The Mayor was plain spoken and gracious. His desk was stacked 3 feet high with reports and paperwork. A set of slanting, crooked shelves behind his desk held yet more reports. More interestingly the back wall was filled with post-it notes. We asked about his rainbow of notes as we left and it developed that he was known here for collecting comments from citizens about improvements for the city. He was careful to point out to all of us that the citizens were the “boss” in Seoul. I told him when my turn came that in the USA we had a president who had been a community organizer, but seemed to have no concept what they might mean, so it was a pleasure to meet a mayor that actually cared about community organizing.

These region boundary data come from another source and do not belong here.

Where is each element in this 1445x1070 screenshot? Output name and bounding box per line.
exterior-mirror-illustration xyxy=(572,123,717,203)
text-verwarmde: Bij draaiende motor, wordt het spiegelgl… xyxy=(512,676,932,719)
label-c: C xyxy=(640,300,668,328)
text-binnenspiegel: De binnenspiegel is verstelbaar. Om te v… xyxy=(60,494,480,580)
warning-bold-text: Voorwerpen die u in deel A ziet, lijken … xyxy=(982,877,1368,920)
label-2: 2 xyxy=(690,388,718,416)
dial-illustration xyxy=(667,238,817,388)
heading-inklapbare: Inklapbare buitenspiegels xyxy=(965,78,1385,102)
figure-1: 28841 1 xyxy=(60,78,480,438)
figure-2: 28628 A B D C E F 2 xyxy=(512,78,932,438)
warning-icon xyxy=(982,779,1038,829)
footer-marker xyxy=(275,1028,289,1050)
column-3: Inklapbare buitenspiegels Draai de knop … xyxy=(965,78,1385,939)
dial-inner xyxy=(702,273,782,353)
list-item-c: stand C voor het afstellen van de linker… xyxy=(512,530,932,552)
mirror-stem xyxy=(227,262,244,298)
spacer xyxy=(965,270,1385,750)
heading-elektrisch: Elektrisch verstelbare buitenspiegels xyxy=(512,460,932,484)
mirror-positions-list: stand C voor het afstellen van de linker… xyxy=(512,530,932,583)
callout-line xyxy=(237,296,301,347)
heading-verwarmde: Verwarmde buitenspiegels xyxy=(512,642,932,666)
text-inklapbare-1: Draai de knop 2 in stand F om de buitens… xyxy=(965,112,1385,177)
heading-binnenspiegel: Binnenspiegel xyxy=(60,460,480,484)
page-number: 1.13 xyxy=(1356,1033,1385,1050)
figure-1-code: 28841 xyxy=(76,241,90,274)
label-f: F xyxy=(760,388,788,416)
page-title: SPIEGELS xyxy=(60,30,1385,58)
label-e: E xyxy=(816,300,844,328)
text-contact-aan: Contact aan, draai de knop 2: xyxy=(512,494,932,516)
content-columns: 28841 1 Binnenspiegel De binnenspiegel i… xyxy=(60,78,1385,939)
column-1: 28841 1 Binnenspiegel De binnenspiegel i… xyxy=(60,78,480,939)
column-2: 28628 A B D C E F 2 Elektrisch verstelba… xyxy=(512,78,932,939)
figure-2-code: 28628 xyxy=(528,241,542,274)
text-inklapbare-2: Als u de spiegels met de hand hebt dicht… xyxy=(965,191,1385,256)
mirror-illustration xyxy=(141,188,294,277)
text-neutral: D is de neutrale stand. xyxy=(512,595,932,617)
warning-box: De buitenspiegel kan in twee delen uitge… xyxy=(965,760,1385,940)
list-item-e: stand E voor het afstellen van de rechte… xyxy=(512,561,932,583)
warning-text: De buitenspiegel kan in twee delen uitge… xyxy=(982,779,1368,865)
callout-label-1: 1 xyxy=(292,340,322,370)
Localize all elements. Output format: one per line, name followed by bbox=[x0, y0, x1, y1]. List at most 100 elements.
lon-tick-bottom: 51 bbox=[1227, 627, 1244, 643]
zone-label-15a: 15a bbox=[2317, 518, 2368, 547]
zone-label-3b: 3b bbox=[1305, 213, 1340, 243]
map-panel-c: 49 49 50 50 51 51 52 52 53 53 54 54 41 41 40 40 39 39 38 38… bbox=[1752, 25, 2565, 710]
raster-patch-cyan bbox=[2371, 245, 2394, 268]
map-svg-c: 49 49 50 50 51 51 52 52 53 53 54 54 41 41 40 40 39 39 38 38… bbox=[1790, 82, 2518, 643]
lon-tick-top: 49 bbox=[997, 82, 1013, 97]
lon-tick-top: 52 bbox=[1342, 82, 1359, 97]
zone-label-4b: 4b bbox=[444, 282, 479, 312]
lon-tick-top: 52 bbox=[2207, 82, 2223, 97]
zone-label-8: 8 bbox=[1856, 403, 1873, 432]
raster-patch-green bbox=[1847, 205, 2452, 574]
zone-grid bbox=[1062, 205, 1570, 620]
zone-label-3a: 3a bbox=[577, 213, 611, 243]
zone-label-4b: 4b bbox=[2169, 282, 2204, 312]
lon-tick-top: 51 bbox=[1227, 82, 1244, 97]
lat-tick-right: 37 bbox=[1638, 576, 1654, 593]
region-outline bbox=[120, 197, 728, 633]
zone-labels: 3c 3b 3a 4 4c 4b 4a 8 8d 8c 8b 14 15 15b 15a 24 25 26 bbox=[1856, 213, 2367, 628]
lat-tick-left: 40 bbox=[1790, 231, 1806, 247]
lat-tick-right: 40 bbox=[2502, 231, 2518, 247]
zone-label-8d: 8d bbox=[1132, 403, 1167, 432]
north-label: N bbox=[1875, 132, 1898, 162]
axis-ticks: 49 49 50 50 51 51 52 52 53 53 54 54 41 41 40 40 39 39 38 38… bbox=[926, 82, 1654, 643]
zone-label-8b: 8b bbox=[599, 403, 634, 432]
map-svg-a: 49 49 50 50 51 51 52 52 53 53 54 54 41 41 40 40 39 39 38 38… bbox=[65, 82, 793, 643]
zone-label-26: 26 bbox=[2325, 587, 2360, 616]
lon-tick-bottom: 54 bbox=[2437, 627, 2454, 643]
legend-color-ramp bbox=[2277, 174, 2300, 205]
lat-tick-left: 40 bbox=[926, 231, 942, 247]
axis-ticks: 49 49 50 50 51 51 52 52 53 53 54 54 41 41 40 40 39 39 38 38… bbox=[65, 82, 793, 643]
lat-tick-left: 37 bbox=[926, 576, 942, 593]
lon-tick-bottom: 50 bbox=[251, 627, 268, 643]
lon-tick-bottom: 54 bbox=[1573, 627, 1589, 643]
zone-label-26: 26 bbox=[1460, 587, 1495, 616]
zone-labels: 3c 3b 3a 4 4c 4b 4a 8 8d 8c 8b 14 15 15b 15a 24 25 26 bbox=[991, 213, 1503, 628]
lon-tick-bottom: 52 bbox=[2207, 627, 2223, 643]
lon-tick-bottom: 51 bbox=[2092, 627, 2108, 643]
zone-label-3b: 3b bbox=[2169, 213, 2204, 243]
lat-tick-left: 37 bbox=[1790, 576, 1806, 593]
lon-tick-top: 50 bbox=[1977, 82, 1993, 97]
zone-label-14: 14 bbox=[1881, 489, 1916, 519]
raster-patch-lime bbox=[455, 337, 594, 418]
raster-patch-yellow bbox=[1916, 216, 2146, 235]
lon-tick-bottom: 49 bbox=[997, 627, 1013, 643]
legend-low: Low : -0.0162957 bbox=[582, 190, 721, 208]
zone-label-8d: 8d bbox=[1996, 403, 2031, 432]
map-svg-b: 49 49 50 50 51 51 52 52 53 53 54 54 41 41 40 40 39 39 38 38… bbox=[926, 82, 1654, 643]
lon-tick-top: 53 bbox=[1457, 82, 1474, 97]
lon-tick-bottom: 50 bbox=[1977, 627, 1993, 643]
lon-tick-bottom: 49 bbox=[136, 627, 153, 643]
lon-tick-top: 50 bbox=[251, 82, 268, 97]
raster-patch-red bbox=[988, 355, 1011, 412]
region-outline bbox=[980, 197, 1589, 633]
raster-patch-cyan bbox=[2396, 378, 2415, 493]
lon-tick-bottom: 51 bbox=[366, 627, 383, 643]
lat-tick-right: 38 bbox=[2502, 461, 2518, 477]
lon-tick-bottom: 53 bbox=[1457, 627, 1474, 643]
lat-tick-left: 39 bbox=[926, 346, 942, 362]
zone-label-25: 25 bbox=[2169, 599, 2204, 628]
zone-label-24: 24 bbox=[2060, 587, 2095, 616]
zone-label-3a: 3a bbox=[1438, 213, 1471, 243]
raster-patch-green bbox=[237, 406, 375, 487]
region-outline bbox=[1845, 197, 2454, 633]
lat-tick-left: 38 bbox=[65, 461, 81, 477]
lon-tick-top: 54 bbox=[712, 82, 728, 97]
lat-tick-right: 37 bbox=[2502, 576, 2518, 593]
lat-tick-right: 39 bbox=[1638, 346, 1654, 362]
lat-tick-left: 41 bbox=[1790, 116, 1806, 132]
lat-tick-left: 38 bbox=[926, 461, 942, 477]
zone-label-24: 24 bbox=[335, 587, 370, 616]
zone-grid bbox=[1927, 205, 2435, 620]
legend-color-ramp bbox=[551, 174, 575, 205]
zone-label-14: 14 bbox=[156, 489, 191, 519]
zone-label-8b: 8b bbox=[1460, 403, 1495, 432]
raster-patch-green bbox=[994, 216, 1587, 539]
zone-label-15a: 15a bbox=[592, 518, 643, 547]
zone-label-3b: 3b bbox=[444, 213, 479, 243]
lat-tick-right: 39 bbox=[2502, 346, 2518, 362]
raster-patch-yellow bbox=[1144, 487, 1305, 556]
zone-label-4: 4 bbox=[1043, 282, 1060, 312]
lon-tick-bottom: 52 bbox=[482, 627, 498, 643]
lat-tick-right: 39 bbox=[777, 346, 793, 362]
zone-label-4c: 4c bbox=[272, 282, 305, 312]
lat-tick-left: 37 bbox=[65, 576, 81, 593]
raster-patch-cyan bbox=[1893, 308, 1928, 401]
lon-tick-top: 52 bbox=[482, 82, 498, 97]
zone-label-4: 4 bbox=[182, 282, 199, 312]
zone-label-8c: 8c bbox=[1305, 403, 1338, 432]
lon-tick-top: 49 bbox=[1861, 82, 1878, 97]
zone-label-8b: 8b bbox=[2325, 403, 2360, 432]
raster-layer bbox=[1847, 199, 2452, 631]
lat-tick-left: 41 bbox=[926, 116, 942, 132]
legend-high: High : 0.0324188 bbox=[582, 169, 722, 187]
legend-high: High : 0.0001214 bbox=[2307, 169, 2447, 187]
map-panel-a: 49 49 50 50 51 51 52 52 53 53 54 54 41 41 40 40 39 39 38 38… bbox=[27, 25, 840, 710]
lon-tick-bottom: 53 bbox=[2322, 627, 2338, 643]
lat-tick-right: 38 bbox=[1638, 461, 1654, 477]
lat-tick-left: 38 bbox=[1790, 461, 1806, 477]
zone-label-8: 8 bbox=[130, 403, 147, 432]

The welfare conference theme was “Community Organization for Sustainable Welfare System” and Ed Shurna of the Chicago Coalition for the Homeless and myself were both giving keynote addresses with other speakers from Indonesia, Thailand, Japan, and Korea on the program. Ed, a friend and comrade, was tasked to give some sense of the history of community organizing from Alinsky forward. My topic focused on the stated goal of the city and the welfare foundation to deliver 20% of their services “using community organization methods.” Ed had definitely drawn the easier straw, since weeks ago, I had no clear view of what the 85 community welfare centers might have to do with welfare.
After several days immersed in the program, this was also not “welfare as we knew it” in the sense of cash payments, benefits, eligibility, and needs tests. This was “social welfare” in the broader terms, but they were also modeling social enterprise. Talking to a visiting professor from Sweden, it seems the city was “broke as a joke.” It could have meant that they were looking for “sustainable” welfare in order to transfer the costs to citizens. Such a framework would explain the field visits the previous day better.
We’ll talk more of all of this, but the Mayor was without doubt the real thing, so it was hard not to be optimistic even in fact of concerns.